Sisi lain yang menarik dari pementasan semalam adalah dua kontestan lesung pipit yang masih tersisa di putaran Idol 2008, Dyna dan Gisel. Dyna membawakan “Selingkuh Sekali Saja” dari She, sedangkan Gisel dengan “Terlalu Cinta” yang biasa dibawakan Rossa. Membawakan lagu-lagu balada semacam ini tidak ada masalah bagi kedua kontestan tersebut. Satu hal yang mungkin perlu dipertimbangkan oleh Gisel tentang “jebakan” Titi DJ, bahwa Gisel cocok untuk membawakan lagu-lagu ber-style balad. Jebakan ini secara signifikan telah mengubah pilihan lagu Gisel dari pentas-pentas sebelumnya yang cenderung memilih lagu-lagu bertema riang dan menampilkan kesan “imut”. Sebagai bagian dari penjelajahan karakter boleh-boleh saja, namun terjebak disana juga tidak akan berkembang.

Tentang Kejutan 3 Bawah
Posisi 3 bawah Spektakuler semalam cukup mengejutkan. Dyna, yang paling awal masuk pada posisi tidak aman merupakan kontestan yang dipandang paling kuat oleh Anang dan Indra. Akan tetapi voters nampaknya tidak setuju dengan Anang dan Indra. Pujian Anang dan Indra Lesmana sepertinya tidak terlalu kuat untuk menempatkan Dyna pada posisi aman. Bahkan Beto yang dinilai ketiga juri sebagai kontestan yang paling lemah, justru berada pada posisi aman.

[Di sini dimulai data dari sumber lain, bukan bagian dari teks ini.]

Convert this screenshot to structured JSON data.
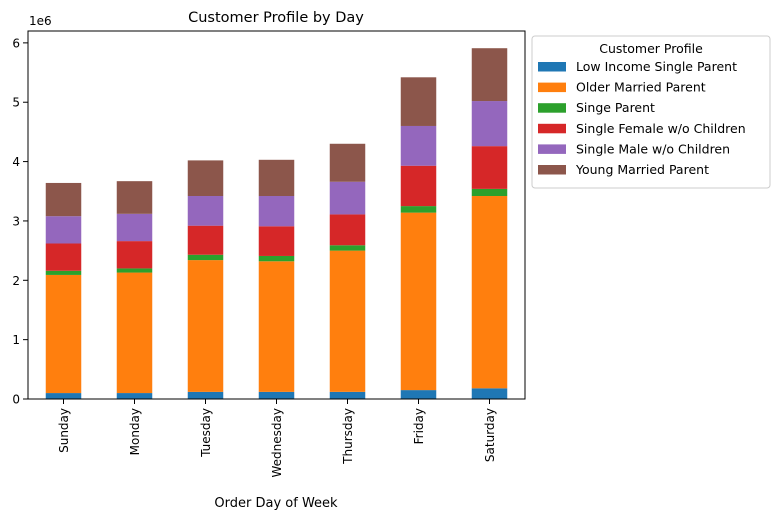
{
  "chart_data": {
    "type": "bar",
    "stacked": true,
    "title": "Customer Profile by Day",
    "xlabel": "Order Day of Week",
    "ylabel": "",
    "y_offset_text": "1e6",
    "ylim": [
      0,
      6.2
    ],
    "yticks": [
      0,
      1,
      2,
      3,
      4,
      5,
      6
    ],
    "ytick_labels": [
      "0",
      "1",
      "2",
      "3",
      "4",
      "5",
      "6"
    ],
    "grid": false,
    "legend": {
      "title": "Customer Profile",
      "placement": "outside-right-top"
    },
    "categories": [
      "Sunday",
      "Monday",
      "Tuesday",
      "Wednesday",
      "Thursday",
      "Friday",
      "Saturday"
    ],
    "series": [
      {
        "name": "Low Income Single Parent",
        "color": "#1f77b4",
        "values": [
          0.1,
          0.1,
          0.12,
          0.12,
          0.12,
          0.15,
          0.18
        ]
      },
      {
        "name": "Older Married Parent",
        "color": "#ff7f0e",
        "values": [
          1.99,
          2.03,
          2.22,
          2.2,
          2.38,
          2.99,
          3.24
        ]
      },
      {
        "name": "Singe Parent",
        "color": "#2ca02c",
        "values": [
          0.07,
          0.07,
          0.09,
          0.09,
          0.09,
          0.11,
          0.12
        ]
      },
      {
        "name": "Single Female w/o Children",
        "color": "#d62728",
        "values": [
          0.46,
          0.46,
          0.49,
          0.5,
          0.52,
          0.68,
          0.72
        ]
      },
      {
        "name": "Single Male w/o Children",
        "color": "#9467bd",
        "values": [
          0.46,
          0.46,
          0.5,
          0.51,
          0.55,
          0.67,
          0.76
        ]
      },
      {
        "name": "Young Married Parent",
        "color": "#8c564b",
        "values": [
          0.56,
          0.55,
          0.6,
          0.61,
          0.64,
          0.82,
          0.89
        ]
      }
    ]
  }
}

Aris, yang lebih banyak muncul sebagai penutup pentas Spektakuler, semalam muncul sebagai pembuka dan voters menempatkannya pada posisi 3 bawah. Posisi ini sama dengan Andy yang muncul sebagai penutup pentas Spektakuler. Bahkan Andy yang telah berhasil keluar dari cover version tadi malam harus tersisih dari orbit Idol.

Tentang Operet Aji
Gaya operet Aji sempat mendapat tentangan keras dari Anang. Alasannya, Anang ingin melihat Aji menyanyi, bukan ber-acting dalam operet. Alasan Anang ada benarnya, bahwa ini kontes menyanyi. Namun, sekali lagi, kontes menyanyi dalam konteks siaran TV tidak dapat dilepaskan dari sisi hiburan. Kontes a’la Idol bukanlah kontes menyanyi model “Bintang Radio dan TV” yang dulu dipopulerkan oleh RRI dan TVRI, dengan juri sebagai pengambil keputusan. Kontes a’la Idol adalah market oriented, sehingga kemampuan memberikan pelayanan pada konsumen potensial yang lebih penting. Posisi juri dalam konteks Idol seharusnya merupakan “proses pembelajaran” bagi khalayak yang awam tentang industri musik. Menurut tentangblog, motivasi khalayak tetap berada di depan TV mayoritas adalah mencari hiburan, bukan mencari penyanyi yang bagus dalam teknik menyanyi tetapi kering dalam penyajian.